Solution 3: Just Don't Do It
If database locks aren't usable, and manual locking schemes are too risky, then maybe the best option is to not even bother locking.

Database locking is based on the premise that users should never be able to reach an edit screen if that edit cannot be completed. But what if you did allow them to proceed with an edit even though it might cause a conflict? What if instead of worrying about locking so as to avoid dueling edits, you allowed the edit and instead notified the user upon form submission if the edit could not be completed? How could you do this? It's quite simple.

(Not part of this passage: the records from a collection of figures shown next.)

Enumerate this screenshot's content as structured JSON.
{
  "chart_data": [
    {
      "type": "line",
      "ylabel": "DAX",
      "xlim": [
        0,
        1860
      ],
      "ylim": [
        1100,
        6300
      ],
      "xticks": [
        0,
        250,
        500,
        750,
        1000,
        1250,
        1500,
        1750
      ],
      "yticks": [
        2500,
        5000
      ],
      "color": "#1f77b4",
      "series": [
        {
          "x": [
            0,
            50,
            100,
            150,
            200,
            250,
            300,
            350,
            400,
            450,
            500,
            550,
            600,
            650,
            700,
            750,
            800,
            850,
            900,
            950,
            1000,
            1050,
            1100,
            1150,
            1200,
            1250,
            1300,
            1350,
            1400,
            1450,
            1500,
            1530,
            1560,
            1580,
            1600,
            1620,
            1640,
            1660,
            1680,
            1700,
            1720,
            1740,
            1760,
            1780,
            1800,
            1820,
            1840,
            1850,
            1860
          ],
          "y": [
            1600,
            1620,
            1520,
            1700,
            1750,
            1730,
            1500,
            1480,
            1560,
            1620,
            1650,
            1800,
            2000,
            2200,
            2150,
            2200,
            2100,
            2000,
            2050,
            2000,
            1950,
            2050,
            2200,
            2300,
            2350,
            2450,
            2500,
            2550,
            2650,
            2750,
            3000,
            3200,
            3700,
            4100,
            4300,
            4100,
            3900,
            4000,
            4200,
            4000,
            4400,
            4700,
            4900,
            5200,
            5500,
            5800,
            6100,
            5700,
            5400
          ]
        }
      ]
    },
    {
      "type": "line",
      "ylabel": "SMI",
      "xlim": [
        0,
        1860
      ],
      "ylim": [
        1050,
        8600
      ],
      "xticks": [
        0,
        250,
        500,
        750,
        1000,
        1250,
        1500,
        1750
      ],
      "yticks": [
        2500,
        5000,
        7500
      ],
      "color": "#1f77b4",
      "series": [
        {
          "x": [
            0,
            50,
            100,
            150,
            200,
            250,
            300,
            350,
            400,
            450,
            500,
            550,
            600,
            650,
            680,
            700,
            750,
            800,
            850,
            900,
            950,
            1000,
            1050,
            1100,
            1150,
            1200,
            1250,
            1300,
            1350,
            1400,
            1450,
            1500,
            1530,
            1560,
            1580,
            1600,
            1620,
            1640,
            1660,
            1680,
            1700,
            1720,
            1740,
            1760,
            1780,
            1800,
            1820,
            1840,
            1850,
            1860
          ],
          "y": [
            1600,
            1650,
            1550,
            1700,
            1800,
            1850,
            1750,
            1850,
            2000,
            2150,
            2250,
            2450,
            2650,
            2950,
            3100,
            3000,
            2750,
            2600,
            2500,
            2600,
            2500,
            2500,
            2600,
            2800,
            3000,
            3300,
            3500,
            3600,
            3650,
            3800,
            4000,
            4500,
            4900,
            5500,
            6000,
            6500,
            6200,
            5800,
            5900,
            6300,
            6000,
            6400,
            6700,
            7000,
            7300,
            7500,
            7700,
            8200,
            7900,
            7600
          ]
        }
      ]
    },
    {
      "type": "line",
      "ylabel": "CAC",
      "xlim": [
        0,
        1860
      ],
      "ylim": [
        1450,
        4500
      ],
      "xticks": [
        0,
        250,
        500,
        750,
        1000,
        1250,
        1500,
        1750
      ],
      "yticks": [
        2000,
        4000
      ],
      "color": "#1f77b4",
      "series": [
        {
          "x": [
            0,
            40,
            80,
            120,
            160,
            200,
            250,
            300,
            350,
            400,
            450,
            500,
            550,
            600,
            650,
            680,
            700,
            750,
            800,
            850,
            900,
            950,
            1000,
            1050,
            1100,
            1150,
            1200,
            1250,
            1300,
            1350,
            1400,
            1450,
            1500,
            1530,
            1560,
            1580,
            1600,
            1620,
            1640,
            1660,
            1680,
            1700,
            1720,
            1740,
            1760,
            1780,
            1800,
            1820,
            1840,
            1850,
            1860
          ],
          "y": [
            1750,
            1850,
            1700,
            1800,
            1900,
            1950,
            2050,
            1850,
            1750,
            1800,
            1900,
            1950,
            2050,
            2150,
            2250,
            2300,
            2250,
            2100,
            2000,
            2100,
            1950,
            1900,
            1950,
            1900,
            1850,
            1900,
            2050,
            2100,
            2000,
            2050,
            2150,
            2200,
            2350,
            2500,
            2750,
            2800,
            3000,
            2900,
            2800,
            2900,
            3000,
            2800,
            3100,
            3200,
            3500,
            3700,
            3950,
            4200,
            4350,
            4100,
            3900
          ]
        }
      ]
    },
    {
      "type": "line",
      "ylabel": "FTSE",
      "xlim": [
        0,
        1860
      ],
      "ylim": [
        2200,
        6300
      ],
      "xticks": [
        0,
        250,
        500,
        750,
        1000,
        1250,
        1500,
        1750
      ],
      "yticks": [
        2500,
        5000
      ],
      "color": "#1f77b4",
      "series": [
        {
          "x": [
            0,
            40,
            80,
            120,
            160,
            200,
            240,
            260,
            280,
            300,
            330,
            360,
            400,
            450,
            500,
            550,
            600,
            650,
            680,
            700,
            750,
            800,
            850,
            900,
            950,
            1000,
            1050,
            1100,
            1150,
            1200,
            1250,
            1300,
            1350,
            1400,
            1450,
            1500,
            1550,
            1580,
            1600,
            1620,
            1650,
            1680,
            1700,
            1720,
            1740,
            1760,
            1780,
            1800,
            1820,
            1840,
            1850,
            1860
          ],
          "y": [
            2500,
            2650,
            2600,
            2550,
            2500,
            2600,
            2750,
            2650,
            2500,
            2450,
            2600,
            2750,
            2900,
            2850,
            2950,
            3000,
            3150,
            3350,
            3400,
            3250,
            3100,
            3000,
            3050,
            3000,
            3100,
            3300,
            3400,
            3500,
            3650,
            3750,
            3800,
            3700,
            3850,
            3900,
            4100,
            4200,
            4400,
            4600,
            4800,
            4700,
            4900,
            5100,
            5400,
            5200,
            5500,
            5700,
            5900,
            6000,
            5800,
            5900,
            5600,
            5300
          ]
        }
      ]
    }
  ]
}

All you need to do is keep a copy of the pre-edit data (perhaps in SESSION variables), and then when the user submits the edit form, SELECT the row to be edited and check that it is still the same as it was when the edit form was first created (you could also check that it still exists and was not deleted). If the row contents match the saved values you would save the edits, and if not you would notify the user (perhaps showing the various changes and prompting as you see fit). Of course, the data could change even within the time between checking the record and proceeding with the update. <CFTRANSACTION> and its ISOLATION attributes can help with that, depending on the database.

This is a very workable solution. The beauty of it is that there are no locks to clean up or time out, and the solution works even if edits are made using other clients.

Is there a downside? Yes, first of all you and your developers need to remember to do this for each update; the process cannot be enforced. In addition, this solution would be highly inappropriate for applications where there is a frequent risk of concurrent edits (fortunately this is usually not the case). And finally, the ColdFusion code is not trivial (although a well-written Custom Tag or CFC could make the job easier).

Summary
The inability to use standard database locks is a real problem, and one too often overlooked by application developers. This is not a ColdFusion limitation; it is a byproduct of the very nature of the Web. Talented developers have created all sorts of solutions to this problem, and I've presented three popular ones above. Try them, experiment, and if you come up with creative solutions of your own I'd love to hear about them.